6 Wenn wir an Jesu hohe Stellung denken, können wir auch besser verstehen, was der Apostel mit den Worten meinte: „Darum ist es für uns notwendig, daß wir ... [der Botschaft über] eine so große Rettung ..., die ja durch unseren Herrn [nicht durch Engel] verkündet zu werden begann“, „mehr als die gewöhnliche Aufmerksamkeit schenken.“ Wenn wir die uns von Jesus Christus gebotene Gelegenheit der Rettung, verbunden mit einer himmlischen oder irdischen Hoffnung auf sein Königreich, nicht wahrnehmen, sondern die einzigartige Vorkehrung einer solch unverdienten Güte verschmähen, „wie werden wir da entrinnen“, ohne „gemäß dem Recht eine Vergeltung“ zu empfangen? (Hebr. 2:1-4) Dann erörtert Paulus diesen Punkt noch eingehender, indem er aus Psalm 8 zitiert, um zu zeigen, daß Gottes Vorhaben darin besteht, in seinem Königreich „alle Dinge“ ohne Ausnahme „nicht Engeln“, sondern den Füßen des „Sohnes des Menschen“, nämlich Jesus, zu unterwerfen. Interessant ist aber, daß Jesus in Verbindung mit der Durchführung dieses Vorhabens auf die Erde kam und so eine Zeitlang „ein wenig unter die Engel erniedrigt“ war. Zu welchem Zweck und mit welchem Ergebnis? Wir erhalten die bedeutsame Antwort, daß Jesus „wegen des Erleidens des Todes mit Herrlichkeit und Ehre gekrönt [wurde], damit er durch Gottes unverdiente Güte für jedermann den Tod schmecke“. (Hebr. 2:5-9) Das spricht dafür, daß die Rettungsvorkehrung so umfassend ist, daß kein Glied der Menschheitsfamilie davon ausgeschlossen ist. Sie ist allerdings nicht etwas, was automatisch wirkt, und sie wird auch niemandem aufgezwungen, aber wer daraus keinen Nutzen zieht, ist selbst schuld. Diese Vorkehrung ist „für jedermann“ gedacht. Hast du dafür keine Wertschätzung? Fühlst du dich nicht mit einbezogen? Wir sollten uns sehr in acht nehmen, daß „wir niemals abgleiten“ und daß sich in keinem von uns „ein böses Herz des Unglaubens entwickelt, indem er sich von dem lebendigen Gott zurückzieht“ — Hebr. 2:1; 3:12.
7. Wie erfahren wir, wer die in Hebräer 2:10 erwähnten ‘vielen Söhne’ sind?
7 Anzuerkennen, daß Gottes geliebter Sohn würdig war, zu einer solch hohen Stellung erhöht zu werden, fällt uns nicht schwer.

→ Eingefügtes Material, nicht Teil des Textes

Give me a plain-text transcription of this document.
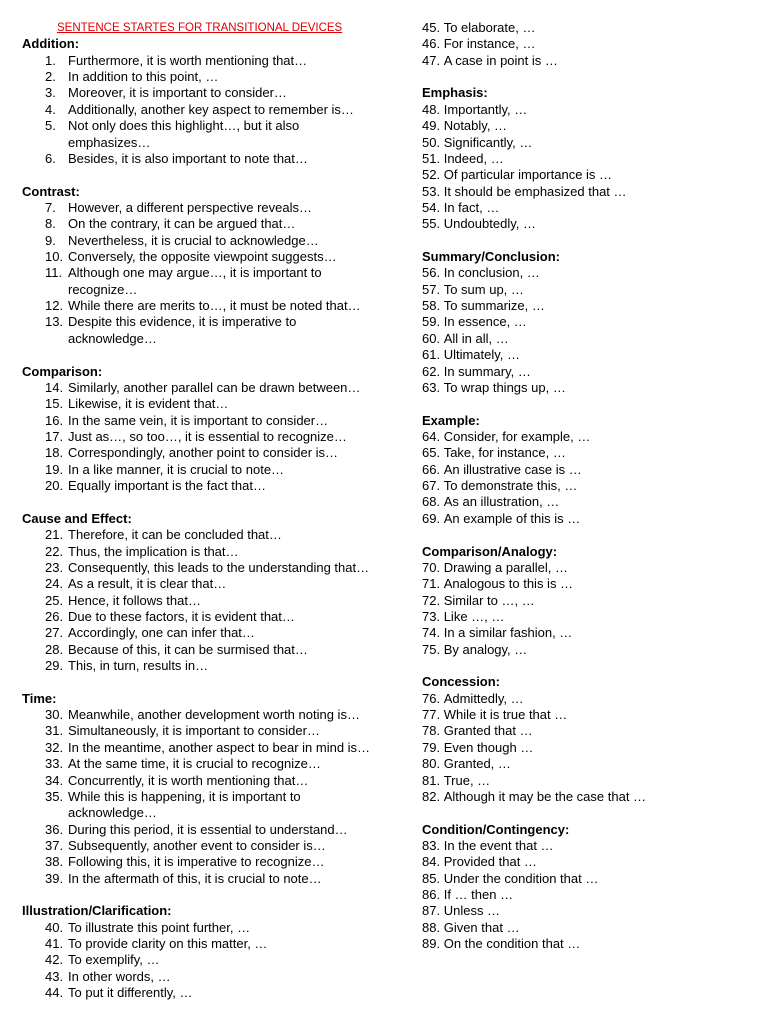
SENTENCE STARTES FOR TRANSITIONAL DEVICES
Addition:
1. Furthermore, it is worth mentioning that…
2. In addition to this point, …
3. Moreover, it is important to consider…
4. Additionally, another key aspect to remember is…
5. Not only does this highlight…, but it also
emphasizes…
6. Besides, it is also important to note that…
Contrast:
7. However, a different perspective reveals…
8. On the contrary, it can be argued that…
9. Nevertheless, it is crucial to acknowledge…
10. Conversely, the opposite viewpoint suggests…
11. Although one may argue…, it is important to
recognize…
12. While there are merits to…, it must be noted that…
13. Despite this evidence, it is imperative to
acknowledge…
Comparison:
14. Similarly, another parallel can be drawn between…
15. Likewise, it is evident that…
16. In the same vein, it is important to consider…
17. Just as…, so too…, it is essential to recognize…
18. Correspondingly, another point to consider is…
19. In a like manner, it is crucial to note…
20. Equally important is the fact that…
Cause and Effect:
21. Therefore, it can be concluded that…
22. Thus, the implication is that…
23. Consequently, this leads to the understanding that…
24. As a result, it is clear that…
25. Hence, it follows that…
26. Due to these factors, it is evident that…
27. Accordingly, one can infer that…
28. Because of this, it can be surmised that…
29. This, in turn, results in…
Time:
30. Meanwhile, another development worth noting is…
31. Simultaneously, it is important to consider…
32. In the meantime, another aspect to bear in mind is…
33. At the same time, it is crucial to recognize…
34. Concurrently, it is worth mentioning that…
35. While this is happening, it is important to
acknowledge…
36. During this period, it is essential to understand…
37. Subsequently, another event to consider is…
38. Following this, it is imperative to recognize…
39. In the aftermath of this, it is crucial to note…
Illustration/Clarification:
40. To illustrate this point further, …
41. To provide clarity on this matter, …
42. To exemplify, …
43. In other words, …
44. To put it differently, …
45. To elaborate, …
46. For instance, …
47. A case in point is …
Emphasis:
48. Importantly, …
49. Notably, …
50. Significantly, …
51. Indeed, …
52. Of particular importance is …
53. It should be emphasized that …
54. In fact, …
55. Undoubtedly, …
Summary/Conclusion:
56. In conclusion, …
57. To sum up, …
58. To summarize, …
59. In essence, …
60. All in all, …
61. Ultimately, …
62. In summary, …
63. To wrap things up, …
Example:
64. Consider, for example, …
65. Take, for instance, …
66. An illustrative case is …
67. To demonstrate this, …
68. As an illustration, …
69. An example of this is …
Comparison/Analogy:
70. Drawing a parallel, …
71. Analogous to this is …
72. Similar to …, …
73. Like …, …
74. In a similar fashion, …
75. By analogy, …
Concession:
76. Admittedly, …
77. While it is true that …
78. Granted that …
79. Even though …
80. Granted, …
81. True, …
82. Although it may be the case that …
Condition/Contingency:
83. In the event that …
84. Provided that …
85. Under the condition that …
86. If … then …
87. Unless …
88. Given that …
89. On the condition that …
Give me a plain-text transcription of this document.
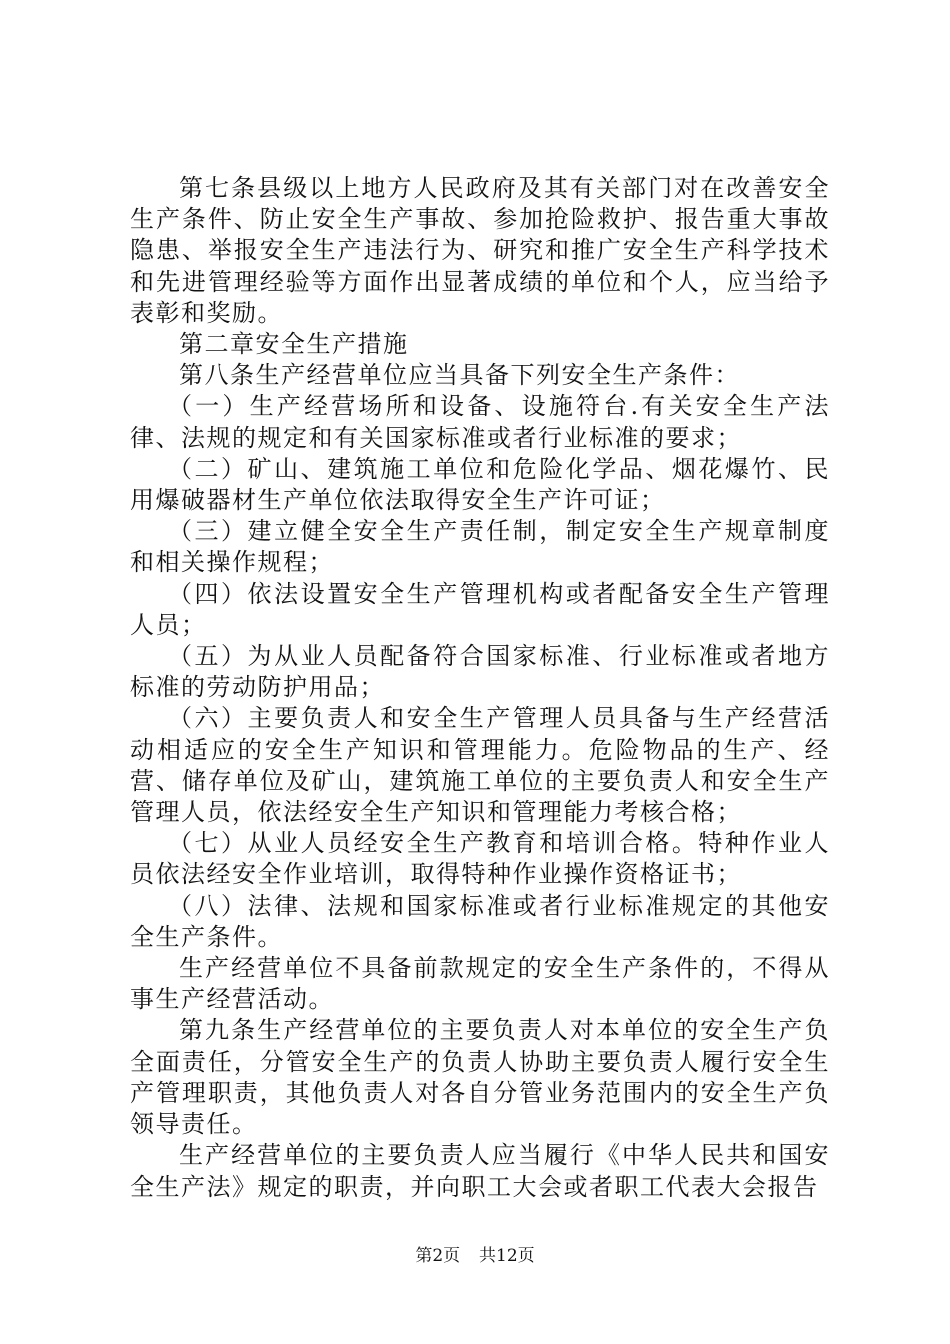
第七条县级以上地方人民政府及其有关部门对在改善安全生产条件、防止安全生产事故、参加抢险救护、报告重大事故隐患、举报安全生产违法行为、研究和推广安全生产科学技术和先进管理经验等方面作出显著成绩的单位和个人，应当给予表彰和奖励。

第二章安全生产措施

第八条生产经营单位应当具备下列安全生产条件：

（一）生产经营场所和设备、设施符台.有关安全生产法律、法规的规定和有关国家标准或者行业标准的要求；

（二）矿山、建筑施工单位和危险化学品、烟花爆竹、民用爆破器材生产单位依法取得安全生产许可证；

（三）建立健全安全生产责任制，制定安全生产规章制度和相关操作规程；

（四）依法设置安全生产管理机构或者配备安全生产管理人员；

（五）为从业人员配备符合国家标准、行业标准或者地方标准的劳动防护用品；

（六）主要负责人和安全生产管理人员具备与生产经营活动相适应的安全生产知识和管理能力。危险物品的生产、经营、储存单位及矿山，建筑施工单位的主要负责人和安全生产管理人员，依法经安全生产知识和管理能力考核合格；

（七）从业人员经安全生产教育和培训合格。特种作业人员依法经安全作业培训，取得特种作业操作资格证书；

（八）法律、法规和国家标准或者行业标准规定的其他安全生产条件。

生产经营单位不具备前款规定的安全生产条件的，不得从事生产经营活动。

第九条生产经营单位的主要负责人对本单位的安全生产负全面责任，分管安全生产的负责人协助主要负责人履行安全生产管理职责，其他负责人对各自分管业务范围内的安全生产负领导责任。

生产经营单位的主要负责人应当履行《中华人民共和国安全生产法》规定的职责，并向职工大会或者职工代表大会报告

第2页 共12页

Wie verhält es sich aber mit folgenden wichtigen Worten des Paulus: „Es ziemte dem, um dessentwillen alle Dinge sind ..., der viele Söhne zur Herrlichkeit bringt, den Hauptvermittler ihrer Rettung durch Leiden vollkommen zu machen.“? (Hebr. 2:10) Wer sind diese ‘vielen Söhne’? Sind es einige der heiligen Engel, die besondere Ehre verdient hätten? Nein. Der Vers 16 bringt uns auf die Antwort. Wir lesen: „Denn er [Jesus] nimmt sich tatsächlich überhaupt nicht der Engel an, sondern er nimmt sich des Samens Abrahams an.“ Aha, der „Same Abrahams“ ist es also. Wenn wir wissen möchten, wer diese Klasse ist, müssen wir lediglich die Erklärung des Apostels Paulus in Galater 3:16, 26, 29 nachlesen, wo er, nachdem er erwähnt hat, daß die Verheißung nicht vielen Samen zugesprochen wurde, sondern nur e i n e m, „‚und deinem Samen‘, welcher Christus ist“, sagt: „Ihr alle seid tatsächlich Söhne Gottes durch euren Glauben an Christus Jesus. ... Überdies, wenn ihr Christus angehört, seid ihr wirklich Abrahams Same, Erben hinsichtlich einer Verheißung.“ Das zeigt, daß unter dem Samen Abrahams in erster Linie Jesus Christus zu verstehen ist, daß er aber in erweitertem Sinne auch die Christenversammlung, die „kleine Herde“, die die himmlische Hoffnung hat, einschließt. (Luk. 12:32) Sie hat zusammen mit ihrem Haupt in ausgedehntem Maße an den verheißenen besonderen Segnungen des durch Leiden erlernten Gehorsams teil. Aber selbst wenn du nicht zu dieser begrenzten Zahl gehörst, kannst du, sofern du ein schafähnlicher Mensch bist, daran teilhaben, denn wie wir noch sehen werden, handeln in dieser „Zeit des Endes“ alle Schafe Jehovas gleich, sie lassen sich alle von denselben Beweggründen leiten und müssen alle durch Leiden Gehorsam lernen, besonders in diesen ‘kritischen Zeiten, mit denen man schwer fertig wird’. — 2. Tim. 3:1.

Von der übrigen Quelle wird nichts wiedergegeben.